Notwithstanding their formal subjection to the emperor, his Italian feudal lords (and with them, though often in opposition, the newly emerging urban middle-classes, the religious and military aristocracy and the administrative bureaucracy) were particularly attached to the personal and caste privileges they had gradually acquired. Thus it was not surprising that they rebelled, led by Arduin, marquis of Ivrea, who was elected king of Italy (1002-14), against the excessive demands of the bishops and counts and the imperial attempts to re-establish supremacy.

The particular interest of the German imperial dynasties (Saxons and Franks) in Italy and the Church of Rome's constant assertions of independence, combined with identical claims for supremacy, inevitably led to conflict between emperor and pope. The ensuing investiture contest was to last for over sixty years (1059-1122) before being settled, in favour of the church, by the Concordat of Worms.

With the replacement of the Swabian House of Hohenstaufen over that of Bavaria at the head of the empire, the Italian Free Communes formed the Lombard League and, supported by the pope, defeated the new Hohenstaufen emperor Frederick I Barbarossa at the Battle of Legnano (1176).

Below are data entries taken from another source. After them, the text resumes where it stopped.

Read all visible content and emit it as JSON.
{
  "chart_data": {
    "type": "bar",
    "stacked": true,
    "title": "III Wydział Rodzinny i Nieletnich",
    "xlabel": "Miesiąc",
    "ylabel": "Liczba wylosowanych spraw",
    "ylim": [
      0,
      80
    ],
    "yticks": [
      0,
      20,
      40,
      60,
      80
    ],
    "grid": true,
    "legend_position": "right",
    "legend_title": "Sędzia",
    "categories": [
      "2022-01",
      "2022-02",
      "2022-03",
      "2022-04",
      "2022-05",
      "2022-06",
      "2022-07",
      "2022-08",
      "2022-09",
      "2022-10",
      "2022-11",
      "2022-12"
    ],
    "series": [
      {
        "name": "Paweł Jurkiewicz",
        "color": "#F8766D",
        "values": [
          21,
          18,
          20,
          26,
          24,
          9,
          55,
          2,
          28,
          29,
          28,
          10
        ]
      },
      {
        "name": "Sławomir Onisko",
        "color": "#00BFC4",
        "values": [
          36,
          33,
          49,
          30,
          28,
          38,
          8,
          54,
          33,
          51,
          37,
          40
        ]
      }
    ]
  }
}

This was soon claimed as a symbol of refound national unity in the face of foreign intervention but can more realistically be seen as a particular reaction of Italian society of that period against the sovereignty of the emperor.

An echo of this conflict was to occur in the following century with the tragic end of the House of Hohenstaufen, following the deaths of Manfred, Frederick II's illegitimate son, at Benevento (1266) and then of Conradin (1268). These events marked the decline of the Ghibelline idea of imperial and lay supremacy against the consolidation of the church's temporal power and the prevailing Guelf ideal of papal authority over the State.

The resolution of differences between lay and religious ideals, realized with a further request for help from foreign powers, was a choice that was very soon to damage Italian liberty. The pope's request to the Angevins for assistance against the last of the Hohenstaufen only laid Italy open to new foreign occupations and the division of her territory among the early European nations. The Angevins were to remain in Southern Italy for almost two centuries (1266-1442), only initially encountering the obstacle of the war following the Sicilian Vespers Revolt (1282-1302) with the island consequently passing to the House of Aragon. In 1287 the capital of the Kingdom of Sicily was transferred to Naples, while the strongly fiscal and centralizing policy of the new rulers led to the surrounding territory being sacrificed to the capital, traces of which can still be seen today in the social and economic imbalance of Southern Italy.